The beautiful mess in Abell 2255
An international team of astrophysicists led by Andrea Botteon from Leiden University, the Netherlands, has shed light on one of the most intricate objects of the radio sky: the galaxy cluster Abell 2255. Thanks to the incredible detailed images obtained with the European radio telescope LOFAR, the scientists have been able to observe details never seen before of the emission from the cluster. The halo in Abell 2255 is not smooth, but contains numerous filaments that have not been seen previously. The result has been presented today at the virtual annual meeting of the European Astronomical Society (EAS) and will be published in The Astrophysical Journal.
The observations carried out with the LOFAR radio telescope are changing the picture that astrophysicists had on galaxy clusters. Despite their name, clusters are not only composed by hundreds of galaxies spread over millions of light years that are bound together by gravity, but also contain particles moving at speeds close to the speed of light that are able to emit radiation in the radio band, when they interact with the cluster magnetic field. These radio emissions, that extend from cluster centers for millions of light years and are produced when two clusters of galaxies collide, have been called radio halos due to their generally spherical and smooth appearance.
The halo in Abell 2255 appears to be anything but smooth, though. First author Botteon: "We discovered the existence of numerous filaments within the halo emission that have not been seen previously. This was possible thanks to LOFAR, which has a sensitivity and angular resolution much higher than the radio telescopes that have observed galaxy clusters in the past, and also because the discovered filaments emit most of their radiation in long radio wavelengths, precisely those detected by the LOFAR antennas."
Radio halos are still enigmatic sources for astrophysicists. One of the most accepted hypotheses on their origin is that they form due to the turbulent motions generated in the cluster gas, triggered when two clusters collide. In this framework, the new observations could provide valuable insights on radio halos.

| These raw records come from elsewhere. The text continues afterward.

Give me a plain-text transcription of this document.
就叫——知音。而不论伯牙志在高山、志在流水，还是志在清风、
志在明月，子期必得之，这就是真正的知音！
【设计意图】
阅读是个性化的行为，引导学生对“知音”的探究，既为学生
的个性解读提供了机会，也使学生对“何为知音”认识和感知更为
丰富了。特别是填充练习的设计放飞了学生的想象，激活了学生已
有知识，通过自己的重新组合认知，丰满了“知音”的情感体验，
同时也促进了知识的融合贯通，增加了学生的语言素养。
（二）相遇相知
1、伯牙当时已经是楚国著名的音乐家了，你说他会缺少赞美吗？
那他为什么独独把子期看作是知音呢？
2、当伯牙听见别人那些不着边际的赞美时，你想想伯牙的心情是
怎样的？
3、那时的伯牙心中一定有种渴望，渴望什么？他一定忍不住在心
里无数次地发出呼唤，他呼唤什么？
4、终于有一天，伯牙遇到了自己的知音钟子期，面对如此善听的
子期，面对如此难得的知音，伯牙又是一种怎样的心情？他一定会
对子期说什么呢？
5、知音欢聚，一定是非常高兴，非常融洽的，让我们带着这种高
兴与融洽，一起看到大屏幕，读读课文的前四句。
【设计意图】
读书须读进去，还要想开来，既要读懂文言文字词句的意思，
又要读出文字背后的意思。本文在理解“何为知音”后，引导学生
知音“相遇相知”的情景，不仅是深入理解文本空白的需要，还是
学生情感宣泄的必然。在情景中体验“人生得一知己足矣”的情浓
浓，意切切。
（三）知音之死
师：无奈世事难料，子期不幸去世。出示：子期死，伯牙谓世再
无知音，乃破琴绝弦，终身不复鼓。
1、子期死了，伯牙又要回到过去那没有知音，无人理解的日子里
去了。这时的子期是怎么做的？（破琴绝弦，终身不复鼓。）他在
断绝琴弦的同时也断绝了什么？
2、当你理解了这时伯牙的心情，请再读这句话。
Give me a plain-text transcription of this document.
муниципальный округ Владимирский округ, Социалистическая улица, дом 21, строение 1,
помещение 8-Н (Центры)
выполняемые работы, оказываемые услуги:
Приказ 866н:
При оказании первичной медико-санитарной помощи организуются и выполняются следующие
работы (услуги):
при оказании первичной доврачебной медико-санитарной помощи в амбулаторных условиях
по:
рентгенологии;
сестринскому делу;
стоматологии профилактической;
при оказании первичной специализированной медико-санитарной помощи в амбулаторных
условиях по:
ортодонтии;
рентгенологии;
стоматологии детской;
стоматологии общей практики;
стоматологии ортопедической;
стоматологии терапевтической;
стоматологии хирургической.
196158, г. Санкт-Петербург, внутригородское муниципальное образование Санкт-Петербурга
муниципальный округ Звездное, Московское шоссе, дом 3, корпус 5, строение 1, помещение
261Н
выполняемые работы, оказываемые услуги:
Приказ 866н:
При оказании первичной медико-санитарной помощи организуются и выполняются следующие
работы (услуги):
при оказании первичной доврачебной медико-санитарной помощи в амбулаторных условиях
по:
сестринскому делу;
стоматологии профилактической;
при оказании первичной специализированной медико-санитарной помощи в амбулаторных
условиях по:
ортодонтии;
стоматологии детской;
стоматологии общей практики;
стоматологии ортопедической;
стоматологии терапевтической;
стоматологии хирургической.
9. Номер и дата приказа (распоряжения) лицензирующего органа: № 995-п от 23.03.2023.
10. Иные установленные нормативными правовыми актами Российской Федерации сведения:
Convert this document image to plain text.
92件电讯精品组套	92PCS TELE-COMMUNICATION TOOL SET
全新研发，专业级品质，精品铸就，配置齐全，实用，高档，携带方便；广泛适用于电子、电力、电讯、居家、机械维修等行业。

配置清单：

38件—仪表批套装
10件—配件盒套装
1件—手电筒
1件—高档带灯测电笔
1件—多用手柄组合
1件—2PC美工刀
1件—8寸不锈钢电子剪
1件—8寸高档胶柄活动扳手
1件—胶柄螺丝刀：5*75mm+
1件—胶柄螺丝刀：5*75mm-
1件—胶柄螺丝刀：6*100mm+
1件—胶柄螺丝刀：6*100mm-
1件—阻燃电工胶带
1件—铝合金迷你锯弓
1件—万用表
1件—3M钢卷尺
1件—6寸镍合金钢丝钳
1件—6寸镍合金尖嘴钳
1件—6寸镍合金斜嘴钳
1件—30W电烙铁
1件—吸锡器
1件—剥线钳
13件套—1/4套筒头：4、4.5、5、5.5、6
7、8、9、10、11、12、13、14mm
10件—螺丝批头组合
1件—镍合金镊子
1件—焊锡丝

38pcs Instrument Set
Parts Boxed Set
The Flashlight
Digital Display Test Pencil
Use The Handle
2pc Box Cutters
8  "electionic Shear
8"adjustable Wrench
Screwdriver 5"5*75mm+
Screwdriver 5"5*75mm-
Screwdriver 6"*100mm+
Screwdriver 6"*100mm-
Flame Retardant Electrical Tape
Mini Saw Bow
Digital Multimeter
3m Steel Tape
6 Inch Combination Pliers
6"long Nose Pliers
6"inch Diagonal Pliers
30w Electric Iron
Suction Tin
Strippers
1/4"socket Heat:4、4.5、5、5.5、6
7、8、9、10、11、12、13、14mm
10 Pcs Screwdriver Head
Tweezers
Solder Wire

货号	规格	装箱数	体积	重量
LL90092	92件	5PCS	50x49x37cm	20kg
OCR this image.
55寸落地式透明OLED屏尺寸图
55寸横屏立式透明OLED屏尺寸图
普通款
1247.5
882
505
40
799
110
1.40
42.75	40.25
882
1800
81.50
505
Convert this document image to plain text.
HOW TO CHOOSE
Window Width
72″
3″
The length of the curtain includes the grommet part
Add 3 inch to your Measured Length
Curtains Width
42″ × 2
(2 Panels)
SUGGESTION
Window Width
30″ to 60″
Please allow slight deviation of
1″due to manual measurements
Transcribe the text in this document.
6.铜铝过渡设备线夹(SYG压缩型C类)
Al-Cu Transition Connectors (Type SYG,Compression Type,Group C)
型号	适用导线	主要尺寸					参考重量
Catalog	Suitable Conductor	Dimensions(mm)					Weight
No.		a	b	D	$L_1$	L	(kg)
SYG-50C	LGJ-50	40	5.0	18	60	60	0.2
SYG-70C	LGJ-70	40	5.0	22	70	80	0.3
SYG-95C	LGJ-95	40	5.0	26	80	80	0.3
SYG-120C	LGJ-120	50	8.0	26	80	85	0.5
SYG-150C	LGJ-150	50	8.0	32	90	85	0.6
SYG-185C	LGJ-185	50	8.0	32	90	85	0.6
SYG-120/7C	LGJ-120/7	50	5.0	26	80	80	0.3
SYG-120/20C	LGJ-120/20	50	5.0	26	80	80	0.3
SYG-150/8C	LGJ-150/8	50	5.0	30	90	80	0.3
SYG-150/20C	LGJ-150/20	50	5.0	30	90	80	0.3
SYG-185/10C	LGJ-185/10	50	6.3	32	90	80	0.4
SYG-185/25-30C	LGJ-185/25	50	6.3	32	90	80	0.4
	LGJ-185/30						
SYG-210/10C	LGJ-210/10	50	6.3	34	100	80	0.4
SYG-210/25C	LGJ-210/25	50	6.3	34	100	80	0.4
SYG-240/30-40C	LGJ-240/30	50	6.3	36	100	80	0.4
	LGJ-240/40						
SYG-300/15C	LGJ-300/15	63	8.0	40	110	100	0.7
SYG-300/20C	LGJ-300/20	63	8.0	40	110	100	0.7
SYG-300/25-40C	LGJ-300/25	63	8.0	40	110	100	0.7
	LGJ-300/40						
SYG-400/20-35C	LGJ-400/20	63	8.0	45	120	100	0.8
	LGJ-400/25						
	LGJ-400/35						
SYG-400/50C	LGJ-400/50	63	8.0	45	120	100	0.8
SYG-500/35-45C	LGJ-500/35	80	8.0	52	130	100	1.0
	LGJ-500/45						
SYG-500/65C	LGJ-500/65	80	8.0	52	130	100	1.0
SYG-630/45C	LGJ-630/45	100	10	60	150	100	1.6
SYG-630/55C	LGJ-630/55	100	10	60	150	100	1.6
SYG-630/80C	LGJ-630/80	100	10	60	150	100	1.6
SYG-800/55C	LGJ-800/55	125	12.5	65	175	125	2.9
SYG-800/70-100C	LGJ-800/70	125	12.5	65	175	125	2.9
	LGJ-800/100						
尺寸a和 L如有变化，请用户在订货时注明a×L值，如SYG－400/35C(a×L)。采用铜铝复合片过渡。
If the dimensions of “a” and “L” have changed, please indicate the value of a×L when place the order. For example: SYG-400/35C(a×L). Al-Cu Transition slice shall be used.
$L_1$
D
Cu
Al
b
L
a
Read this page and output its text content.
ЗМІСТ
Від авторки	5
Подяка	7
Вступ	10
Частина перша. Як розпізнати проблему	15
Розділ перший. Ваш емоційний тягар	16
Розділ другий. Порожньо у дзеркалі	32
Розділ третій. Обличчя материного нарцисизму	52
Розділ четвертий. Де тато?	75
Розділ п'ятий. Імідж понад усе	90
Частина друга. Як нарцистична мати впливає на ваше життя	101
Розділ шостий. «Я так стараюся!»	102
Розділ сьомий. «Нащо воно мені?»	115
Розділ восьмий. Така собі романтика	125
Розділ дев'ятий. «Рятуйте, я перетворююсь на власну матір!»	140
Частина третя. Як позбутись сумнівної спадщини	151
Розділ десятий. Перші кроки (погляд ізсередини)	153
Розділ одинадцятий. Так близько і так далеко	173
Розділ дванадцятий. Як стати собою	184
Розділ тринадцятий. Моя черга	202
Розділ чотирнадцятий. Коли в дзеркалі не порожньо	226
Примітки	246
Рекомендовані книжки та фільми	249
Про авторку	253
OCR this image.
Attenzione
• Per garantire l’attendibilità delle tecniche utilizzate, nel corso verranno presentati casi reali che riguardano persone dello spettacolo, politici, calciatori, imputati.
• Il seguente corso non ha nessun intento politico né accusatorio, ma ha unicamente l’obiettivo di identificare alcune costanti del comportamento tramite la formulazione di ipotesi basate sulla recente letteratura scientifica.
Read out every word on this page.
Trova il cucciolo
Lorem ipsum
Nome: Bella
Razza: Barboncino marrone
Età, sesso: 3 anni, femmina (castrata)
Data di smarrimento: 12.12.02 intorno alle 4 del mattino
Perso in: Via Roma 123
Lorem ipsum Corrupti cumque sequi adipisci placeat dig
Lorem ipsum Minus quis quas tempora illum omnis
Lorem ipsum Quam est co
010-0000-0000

"The filaments discovered by LOFAR could form exactly as a consequence of these turbulent motions," says Gianfranco Brunetti of INAF-Bologna (Italy) and second author of the study. "Another possibility that we are considering is that the filaments originate from the interaction between the galaxies, which move at speeds of many hundreds of km/s inside the cluster and the plasma that produces the radio emission of the halo."
"The filamentary nature of the emission shows the importance of turbulent magnetic fields, as the bands of emission are likely to follow the threads of magnetic fields," adds team member Marcus Brüggen from the University of Hamburg, Germany.
But there is much more in the LOFAR images of Abell 2255, where radio signals coming from regions very distant from the cluster center are also observed. Astrophysicists believe that these emissions trace shock waves that propagate outwards at great distances and are able to accelerate energetic particles and amplify magnetic fields. In this peripheral environment the emission from the hot intergalactic gas is extremely weak, at the limits of the capabilities of the current instruments that observe in the X-rays and of the Planck satellite. Therefore, radio observations give the unique opportunity to reveal the motions of matter in unexplored cluster regions.
"In order to study how far the radio emission extends in the cluster, in the past few months LOFAR has carried out an even deeper observation of Abell 2255," says co-author Reinout van Weeren from Leiden University, the Netherlands. "One of the goals is to understand if the radio emission extends also beyond Abell 2255, tracing the gigantic cosmic web that connects clusters of galaxies in the universe."